Ebbene, questo metodo “scientifico”, nel periodo post-bellico, lungi dall’essere abbandonato, si è solo espanso ulteriormente, per toccare tutti i lati della terra! Come abbiamo già detto (2), l’Italia è stato il teatro della progettazione della futura “strategia della tensione permanente”. Da quel momento, con la vittoria definitiva del “fronte liberale” (massonico, plutocratico, messianico), tale metodo si è sviluppato in ogni ambito della società civile. Ad iniziare dal comparto militare, che, come da sperimentazione avvenuta durante la guerra 39-45, ha applicato la pratica dello sterminio sistematico delle popolazioni con grande “successo”. Dunque, quello che abbiamo visto, e quello che stiamo vedendo sotto i nostri occhi, nei vari teatri di guerra sparsi nel globo (alla faccia della “Pace e Gioia”!), è esattamente questa strategia. Le vittime civili delle operazioni militari sono volute, cercate e usate. Non esiste, e non è mai esistito il “danno collaterale”. Soprattutto oggi, che la “precisione” e la incisività in una operazione potrebbe raggiungere la perfezione.
Tale obiettivo è relativo alla “visione” messianica, ovviamente delirante, che abita le menti e i cuori dei “potenti del mondo”. Ma molti non mancano di denunciare questa realtà, anche se, purtroppo, lungi dall’identificarne le reali motivazioni (3), così come la reale cura, rimanendo megafoni del sistema antifascista globale, e quindi di fatto quinte colonne dello stesso. E’ il caso, clamoroso, di Norman Finkelstein. Il famoso uomo di cultura, ebreo, è stato per molto tempo la punta di diamante della denuncia dello sfruttamento dei crimini, come può essere la persecuzione anti-ebraica avvenuta durante la II guerra mondiale, a sua detta a favore di benefici politici ed economici. In pratica, Finkelstein accusa non solo la classe dirigente ebraica internazionale, ma anche coloro che di tal prassi hanno fatto la loro bandiera. In questa strategia, i morti, i massacri, le distruzioni, devono essere praticate obbligatoriamente.
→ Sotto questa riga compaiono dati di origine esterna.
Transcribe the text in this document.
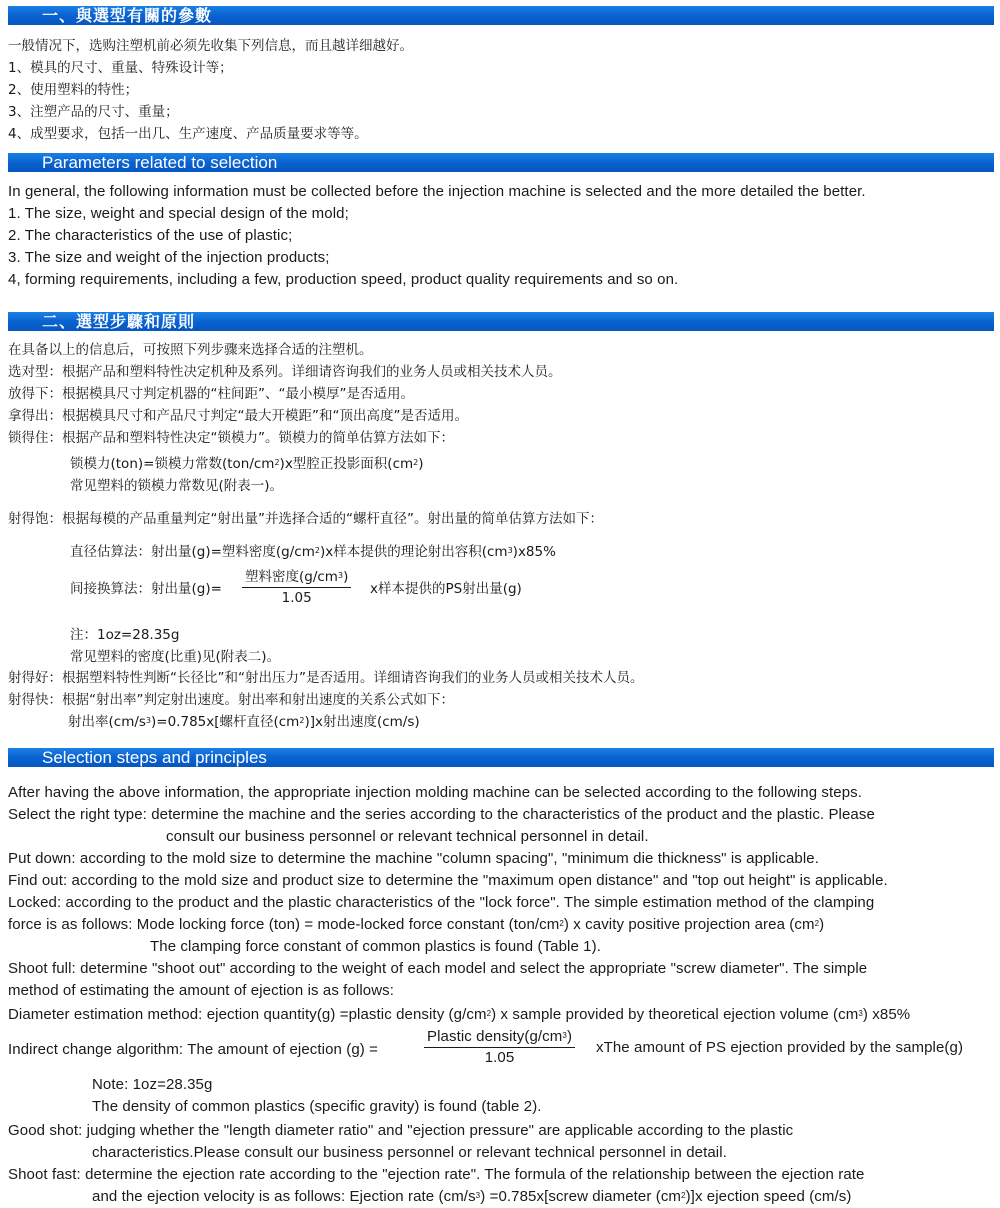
一、與選型有關的參數
一般情况下，选购注塑机前必须先收集下列信息，而且越详细越好。
1、模具的尺寸、重量、特殊设计等；
2、使用塑料的特性；
3、注塑产品的尺寸、重量；
4、成型要求，包括一出几、生产速度、产品质量要求等等。
Parameters related to selection
In general, the following information must be collected before the injection machine is selected and the more detailed the better.
1. The size, weight and special design of the mold;
2. The characteristics of the use of plastic;
3. The size and weight of the injection products;
4, forming requirements, including a few, production speed, product quality requirements and so on.
二、選型步驟和原則
在具备以上的信息后，可按照下列步骤来选择合适的注塑机。
选对型：根据产品和塑料特性决定机种及系列。详细请咨询我们的业务人员或相关技术人员。
放得下：根据模具尺寸判定机器的“柱间距”、“最小模厚”是否适用。
拿得出：根据模具尺寸和产品尺寸判定“最大开模距”和“顶出高度”是否适用。
锁得住：根据产品和塑料特性决定“锁模力”。锁模力的简单估算方法如下：
锁模力(ton)=锁模力常数$(ton/cm^2)x$型腔正投影面积$(cm^2)$
常见塑料的锁模力常数见(附表一)。
射得饱：根据每模的产品重量判定“射出量”并选择合适的“螺杆直径”。射出量的简单估算方法如下：
直径估算法：射出量(g)=塑料密度$(g/cm^2)x$样本提供的理论射出容积$(cm^3)x85\%$
间接换算法：射出量(g)=
塑料密度$(g/cm^3)$
1.05
x样本提供的PS射出量(g)
注：1oz=28.35g
常见塑料的密度(比重)见(附表二)。
射得好：根据塑料特性判断“长径比”和“射出压力”是否适用。详细请咨询我们的业务人员或相关技术人员。
射得快：根据“射出率”判定射出速度。射出率和射出速度的关系公式如下：
射出率$(cm/s^3)=0.785x$[螺杆直径$(cm^2)]x$射出速度(cm/s)
Selection steps and principles
After having the above information, the appropriate injection molding machine can be selected according to the following steps.
Select the right type: determine the machine and the series according to the characteristics of the product and the plastic. Please
consult our business personnel or relevant technical personnel in detail.
Put down: according to the mold size to determine the machine "column spacing", "minimum die thickness" is applicable.
Find out: according to the mold size and product size to determine the "maximum open distance" and "top out height" is applicable.
Locked: according to the product and the plastic characteristics of the "lock force". The simple estimation method of the clamping
force is as follows: Mode locking force (ton) = mode-locked force constant $(ton/cm^2)$ x cavity positive projection area $(cm^2)$
The clamping force constant of common plastics is found (Table 1).
Shoot full: determine "shoot out" according to the weight of each model and select the appropriate "screw diameter". The simple
method of estimating the amount of ejection is as follows:
Diameter estimation method: ejection quantity(g) =plastic density $(g/cm^2)$ x sample provided by theoretical ejection volume $(cm^3)$ x85%
Indirect change algorithm: The amount of ejection (g) =
Plastic $density(g/cm^3)$
1.05
xThe amount of PS ejection provided by the sample(g)
Note: 1oz=28.35g
The density of common plastics (specific gravity) is found (table 2).
Good shot: judging whether the "length diameter ratio" and "ejection pressure" are applicable according to the plastic
characteristics.Please consult our business personnel or relevant technical personnel in detail.
Shoot fast: determine the ejection rate according to the "ejection rate". The formula of the relationship between the ejection rate
and the ejection velocity is as follows: Ejection rate $(cm/s^3)$ =0.785x[screw diameter $(cm^2)]x$ ejection speed (cm/s)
Esse servono, per raggiungere scopi politici precisi, come per esempio l’insediamento in un particolare lembo di terra, l’occupazione di una data nazione con conseguente furto delle sue risorse, e via distruggendo. Per questi “nobilissimi” scopi, non si lesina nell’uso di “manovalanza” molto bassa, come gruppi mercenari e marionette usate come puntello per generare il “caso grave” (con il solito metodo della “falsa bandiera”), per il quale si deve rendere necessario un intervento, il più devastante possibile. E siccome la devastazione è necessaria, l’opinione pubblica la deve “desiderare”. Per “desiderare” lo sterminio di un proprio simile, è altresì necessario creare il “mostro”. Su questa base, possiamo vedere lo stesso conflitto, endemico, israelo-palestinese, ma anche quello russovietico-ucraino.
Ma il concetto, è il medesimo che sottostà alle leggi “contro l’apologia di fascismo”. Anzi, esse derivano da quest’ultimo.
Risulta quanto mai necessario tornare all’analisi, profetica, del cittadino Fascista Ebreo Ettore Ovazza, il quale, come abbiamo ampiamente documentato (4), prospettò esattamente e puntualmente gli scenari odierni, se il concetto messianistico allora incipiente si fosse sviluppato in tutta la sua brutalità e forza.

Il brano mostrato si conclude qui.